Sunday 23 February 2020
Love and Justice
Context: a medium sized congregation in a semi-rural setting in the South East
Aim: to show how Jesus’ love leads to Christian perfection
Revenge is sweet, it is said. And who among us can deny that when we have been wronged, what comes into our mind first is not love for enemies, but a desire to retaliate in kind? The literal meaning of the phrase ‘an eye for an eye, and tooth for tooth’ still resonates with people today. It is a basic human compulsion, to want to get even with those who have hurt you.
But in this teaching from Matthew’s gospel, a continuation of the Sermon on the Mount, Jesus suggests a new way of treating wrongdoers, turning the idea of personal vengeance on its head. Instead of getting even, he says, offer your enemy more. Embarrass them with generosity and humbleness of spirit! If someone hits you, let them do it again. If a creditor is determined to sue you for everything you have got, offer to pay over and above what is owed. If you are coerced into walking a mile, offer to go an extra mile.
These examples may appear somewhat random to us, but Jesus’ audience would have understood their relevance. Slapping someone on the right cheek implied an insult as well as assault. Giving up your cloak would leave you with absolutely nothing. Walking a mile may allude to the right of the Roman soldiers to force civilians to carry their loads. It would take extreme mindful determination for Jesus’ audience to respond with the generosity that Jesus calls for, but there is an overriding personal benefit to be won. Shocking the wrongdoer into changing minds and hearts is not the primary aim. It is the one who shows grace and mercy who will gain the most satisfaction and receive a blessing to the heart and soul.
That is because, says Jesus, showing love and forgiveness to an enemy imitates the characteristics of the loving God. By reacting to wrongs with radical love, instead of revenge, people move towards that spiritual perfection which should be the ultimate aim of all believers.
But is such an attitude, which after all goes against natural instinct, in any way a realistic goal?
Perhaps a revaluation of the Old Testament rule is helpful here. In Exodus 21:23-25, Leviticus 24:19-20 and Deuteronomy 19:21, it is the judges to whom God gives the law, not individuals. Punishments had been random and disproportionate to the crime. God’s new rules aimed to promote a fairer system of justice. An ‘eye for an eye’ was not intended to satisfy a personal vendetta but rather a call for a punishment that fitted the crime.
Jesus’ interpretation would not have suited the Jews of Jesus’ time.
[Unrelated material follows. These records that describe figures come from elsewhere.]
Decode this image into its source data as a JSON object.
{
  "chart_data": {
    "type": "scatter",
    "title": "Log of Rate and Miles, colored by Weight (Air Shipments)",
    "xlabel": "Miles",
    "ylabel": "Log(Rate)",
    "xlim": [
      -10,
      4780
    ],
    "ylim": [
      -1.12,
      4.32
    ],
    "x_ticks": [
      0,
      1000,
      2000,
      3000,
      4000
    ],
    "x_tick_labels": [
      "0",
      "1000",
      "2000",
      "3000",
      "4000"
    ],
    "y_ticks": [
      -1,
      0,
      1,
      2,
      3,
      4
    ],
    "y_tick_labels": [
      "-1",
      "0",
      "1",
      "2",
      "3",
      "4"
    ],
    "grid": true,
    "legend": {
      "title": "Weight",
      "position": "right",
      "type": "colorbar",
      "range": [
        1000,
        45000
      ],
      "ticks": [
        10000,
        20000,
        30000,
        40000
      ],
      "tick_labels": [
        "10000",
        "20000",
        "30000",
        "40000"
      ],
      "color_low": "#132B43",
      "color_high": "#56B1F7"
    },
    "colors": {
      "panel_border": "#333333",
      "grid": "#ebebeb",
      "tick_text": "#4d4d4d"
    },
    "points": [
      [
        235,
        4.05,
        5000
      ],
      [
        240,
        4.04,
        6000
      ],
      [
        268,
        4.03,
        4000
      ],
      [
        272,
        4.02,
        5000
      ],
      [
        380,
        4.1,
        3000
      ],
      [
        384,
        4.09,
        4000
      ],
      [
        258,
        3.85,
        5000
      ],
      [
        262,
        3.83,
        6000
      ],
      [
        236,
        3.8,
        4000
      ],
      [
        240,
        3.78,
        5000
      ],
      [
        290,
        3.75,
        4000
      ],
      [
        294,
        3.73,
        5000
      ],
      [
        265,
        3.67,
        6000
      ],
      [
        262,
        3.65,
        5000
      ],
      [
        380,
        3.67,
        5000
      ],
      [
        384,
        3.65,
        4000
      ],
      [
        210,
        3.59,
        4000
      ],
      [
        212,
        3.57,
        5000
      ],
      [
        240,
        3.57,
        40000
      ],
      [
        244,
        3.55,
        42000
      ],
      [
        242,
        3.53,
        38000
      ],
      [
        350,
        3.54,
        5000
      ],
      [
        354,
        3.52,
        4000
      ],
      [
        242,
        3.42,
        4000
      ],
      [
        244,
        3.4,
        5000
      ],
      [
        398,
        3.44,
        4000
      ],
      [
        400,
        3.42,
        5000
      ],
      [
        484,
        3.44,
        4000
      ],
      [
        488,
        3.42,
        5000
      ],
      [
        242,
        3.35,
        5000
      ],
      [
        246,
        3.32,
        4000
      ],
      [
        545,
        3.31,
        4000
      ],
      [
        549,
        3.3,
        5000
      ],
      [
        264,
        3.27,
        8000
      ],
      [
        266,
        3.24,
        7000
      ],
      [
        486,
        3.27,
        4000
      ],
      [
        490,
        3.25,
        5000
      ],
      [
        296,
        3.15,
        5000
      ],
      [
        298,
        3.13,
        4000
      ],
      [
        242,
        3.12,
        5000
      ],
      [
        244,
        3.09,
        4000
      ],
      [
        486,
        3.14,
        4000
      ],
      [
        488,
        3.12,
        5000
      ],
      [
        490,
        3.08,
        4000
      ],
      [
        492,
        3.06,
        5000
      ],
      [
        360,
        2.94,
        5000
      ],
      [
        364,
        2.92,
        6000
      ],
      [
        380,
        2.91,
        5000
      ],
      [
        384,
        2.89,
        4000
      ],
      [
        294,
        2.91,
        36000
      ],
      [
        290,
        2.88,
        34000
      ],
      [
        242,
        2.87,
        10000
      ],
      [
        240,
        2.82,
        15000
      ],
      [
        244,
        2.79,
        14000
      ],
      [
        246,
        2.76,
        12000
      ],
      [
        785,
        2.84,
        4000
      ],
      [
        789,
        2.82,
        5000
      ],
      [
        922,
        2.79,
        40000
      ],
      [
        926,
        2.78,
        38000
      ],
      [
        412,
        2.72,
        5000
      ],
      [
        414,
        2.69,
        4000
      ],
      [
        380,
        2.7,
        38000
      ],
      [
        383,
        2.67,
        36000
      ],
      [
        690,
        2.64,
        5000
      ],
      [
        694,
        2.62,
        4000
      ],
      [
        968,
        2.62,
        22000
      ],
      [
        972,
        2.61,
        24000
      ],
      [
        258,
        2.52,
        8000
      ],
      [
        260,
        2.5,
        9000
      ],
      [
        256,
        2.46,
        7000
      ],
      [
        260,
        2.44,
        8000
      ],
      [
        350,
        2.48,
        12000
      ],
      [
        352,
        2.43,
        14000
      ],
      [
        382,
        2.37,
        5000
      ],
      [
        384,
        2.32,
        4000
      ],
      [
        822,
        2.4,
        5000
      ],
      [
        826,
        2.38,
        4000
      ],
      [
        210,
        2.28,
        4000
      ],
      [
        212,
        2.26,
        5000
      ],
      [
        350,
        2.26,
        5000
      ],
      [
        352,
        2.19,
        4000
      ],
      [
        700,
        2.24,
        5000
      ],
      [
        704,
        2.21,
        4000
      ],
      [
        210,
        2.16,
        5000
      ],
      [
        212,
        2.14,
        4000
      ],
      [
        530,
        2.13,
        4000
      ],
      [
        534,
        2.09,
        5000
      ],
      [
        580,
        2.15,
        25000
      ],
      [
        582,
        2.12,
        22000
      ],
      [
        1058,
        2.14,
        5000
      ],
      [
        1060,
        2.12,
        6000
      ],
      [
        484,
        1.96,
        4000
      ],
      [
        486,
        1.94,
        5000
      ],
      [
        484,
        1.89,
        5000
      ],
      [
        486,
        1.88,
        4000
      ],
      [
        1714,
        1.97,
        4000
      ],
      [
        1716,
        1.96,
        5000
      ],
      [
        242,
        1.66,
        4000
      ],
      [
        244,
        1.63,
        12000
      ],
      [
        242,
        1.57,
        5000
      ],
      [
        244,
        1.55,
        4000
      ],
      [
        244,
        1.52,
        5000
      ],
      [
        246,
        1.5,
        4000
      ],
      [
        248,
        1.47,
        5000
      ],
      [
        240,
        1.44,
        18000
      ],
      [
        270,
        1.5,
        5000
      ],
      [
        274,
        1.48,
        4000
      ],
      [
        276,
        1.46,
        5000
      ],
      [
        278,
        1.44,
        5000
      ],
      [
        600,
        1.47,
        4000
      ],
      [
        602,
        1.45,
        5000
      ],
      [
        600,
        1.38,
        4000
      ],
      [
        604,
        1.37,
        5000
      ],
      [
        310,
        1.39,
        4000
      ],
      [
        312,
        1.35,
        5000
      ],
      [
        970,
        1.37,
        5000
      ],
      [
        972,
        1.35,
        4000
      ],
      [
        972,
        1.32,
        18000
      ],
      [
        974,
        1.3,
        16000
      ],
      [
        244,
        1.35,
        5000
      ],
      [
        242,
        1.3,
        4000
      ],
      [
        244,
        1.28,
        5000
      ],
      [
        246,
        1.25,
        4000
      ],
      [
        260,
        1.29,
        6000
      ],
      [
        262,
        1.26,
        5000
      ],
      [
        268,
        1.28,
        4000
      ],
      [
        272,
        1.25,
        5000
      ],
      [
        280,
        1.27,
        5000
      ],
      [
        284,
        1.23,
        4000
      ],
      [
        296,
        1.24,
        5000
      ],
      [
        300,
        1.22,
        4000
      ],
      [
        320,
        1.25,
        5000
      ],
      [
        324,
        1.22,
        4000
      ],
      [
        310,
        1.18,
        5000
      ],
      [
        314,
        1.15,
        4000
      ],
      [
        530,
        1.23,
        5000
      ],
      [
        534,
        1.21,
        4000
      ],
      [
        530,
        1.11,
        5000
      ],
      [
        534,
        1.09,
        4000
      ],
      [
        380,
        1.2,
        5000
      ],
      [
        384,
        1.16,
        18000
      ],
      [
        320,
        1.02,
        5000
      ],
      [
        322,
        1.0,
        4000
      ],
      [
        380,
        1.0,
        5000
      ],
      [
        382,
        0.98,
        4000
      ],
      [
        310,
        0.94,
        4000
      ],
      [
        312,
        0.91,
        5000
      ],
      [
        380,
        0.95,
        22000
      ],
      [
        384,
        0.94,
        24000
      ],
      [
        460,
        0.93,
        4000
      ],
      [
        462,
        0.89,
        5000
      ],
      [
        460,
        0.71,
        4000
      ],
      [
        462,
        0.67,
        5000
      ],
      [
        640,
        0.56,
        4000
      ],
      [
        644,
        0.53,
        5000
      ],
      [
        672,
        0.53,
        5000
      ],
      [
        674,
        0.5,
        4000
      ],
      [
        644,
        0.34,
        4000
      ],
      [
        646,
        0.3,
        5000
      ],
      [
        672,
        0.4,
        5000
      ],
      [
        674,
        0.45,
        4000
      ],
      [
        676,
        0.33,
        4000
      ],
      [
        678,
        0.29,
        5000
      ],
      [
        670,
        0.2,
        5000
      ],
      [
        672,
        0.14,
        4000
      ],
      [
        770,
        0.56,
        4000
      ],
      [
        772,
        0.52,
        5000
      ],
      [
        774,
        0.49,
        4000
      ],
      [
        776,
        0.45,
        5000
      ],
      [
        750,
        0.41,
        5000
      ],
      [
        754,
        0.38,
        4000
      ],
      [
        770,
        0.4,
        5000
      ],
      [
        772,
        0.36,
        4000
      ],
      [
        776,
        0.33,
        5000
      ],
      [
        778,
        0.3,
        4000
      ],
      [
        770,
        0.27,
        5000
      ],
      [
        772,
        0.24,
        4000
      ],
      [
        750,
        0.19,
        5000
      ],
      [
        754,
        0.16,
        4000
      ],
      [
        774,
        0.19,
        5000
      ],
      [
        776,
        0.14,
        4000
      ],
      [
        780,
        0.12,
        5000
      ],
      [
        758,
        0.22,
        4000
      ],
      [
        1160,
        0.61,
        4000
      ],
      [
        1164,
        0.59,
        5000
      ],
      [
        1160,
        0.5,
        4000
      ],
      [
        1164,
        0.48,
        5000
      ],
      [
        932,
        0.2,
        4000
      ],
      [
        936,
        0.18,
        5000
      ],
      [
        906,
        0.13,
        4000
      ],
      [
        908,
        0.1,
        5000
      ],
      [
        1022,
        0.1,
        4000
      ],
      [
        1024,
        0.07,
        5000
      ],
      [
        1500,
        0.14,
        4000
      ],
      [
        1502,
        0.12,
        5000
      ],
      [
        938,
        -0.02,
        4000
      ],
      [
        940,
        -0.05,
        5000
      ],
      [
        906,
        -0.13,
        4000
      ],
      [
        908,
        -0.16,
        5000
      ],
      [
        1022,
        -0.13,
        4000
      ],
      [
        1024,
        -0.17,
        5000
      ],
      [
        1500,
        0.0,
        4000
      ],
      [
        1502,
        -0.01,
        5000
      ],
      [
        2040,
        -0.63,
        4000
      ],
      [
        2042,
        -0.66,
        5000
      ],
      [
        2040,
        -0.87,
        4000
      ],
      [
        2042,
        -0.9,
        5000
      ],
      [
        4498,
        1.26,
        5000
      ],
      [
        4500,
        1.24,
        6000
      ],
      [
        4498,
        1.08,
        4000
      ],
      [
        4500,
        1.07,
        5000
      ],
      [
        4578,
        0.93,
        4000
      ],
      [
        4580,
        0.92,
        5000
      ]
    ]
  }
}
They would have seen it as a watering down, a weakening of the rights of the aggrieved person’s claim to justice. And why should they even consider such teaching from Jesus, an itinerant preacher from nowhere, a carpenter’s son? He did not fit the profile of the longed-for Jewish Messiah. The Jews were expecting a strong, military leader, a rich and splendid king ready to fight for the Jewish nation against the Roman oppressors. Most Jews would have dismissed with contempt Jesus’ urging to love their enemies. Responding to hated Roman soldiers with the generosity of spirit demanded by Jesus was a non-starter.
But God is a God of the impossible. With his help, and only with his help, some believers do find the inner spiritual resources to react to great personal hurt with an amazing love that reflects God’s grace.
One such extraordinary person was Gordon Wilson. On 8 November 1987 the Provisional IRA detonated a bomb during the Remembrance Day parade in Enniskillen, killing eleven and injuring 64 people. Gordon and his daughter Marie were trapped beneath the rubble, where Gordon held his daughter’s hand, as she lay dying. Gordon survived but Marie died.
Gordon’s response to his terrible loss and the trauma of the bombing was remarkable. He stated that he bore no ill will and no grudge towards those responsible. He appealed for loyalists not to retaliate. A Christian and lifelong Methodist, Gordon’s calls for reconciliation and forgiveness came to be known as the Spirit of Enniskillen.
When the soldiers whipped Jesus, he absorbed their blows. He was forced to shoulder the equipment for his own death all the way to Golgotha; and when he was crucified in great pain, he prayed for the soldiers who had nailed him to the cross. He gave his life for us, a gift of immeasurable generosity and love.
This is the ever present, living God who invites us to follow him, striving for and believing in the all-inclusive love that perfects itself in Jesus.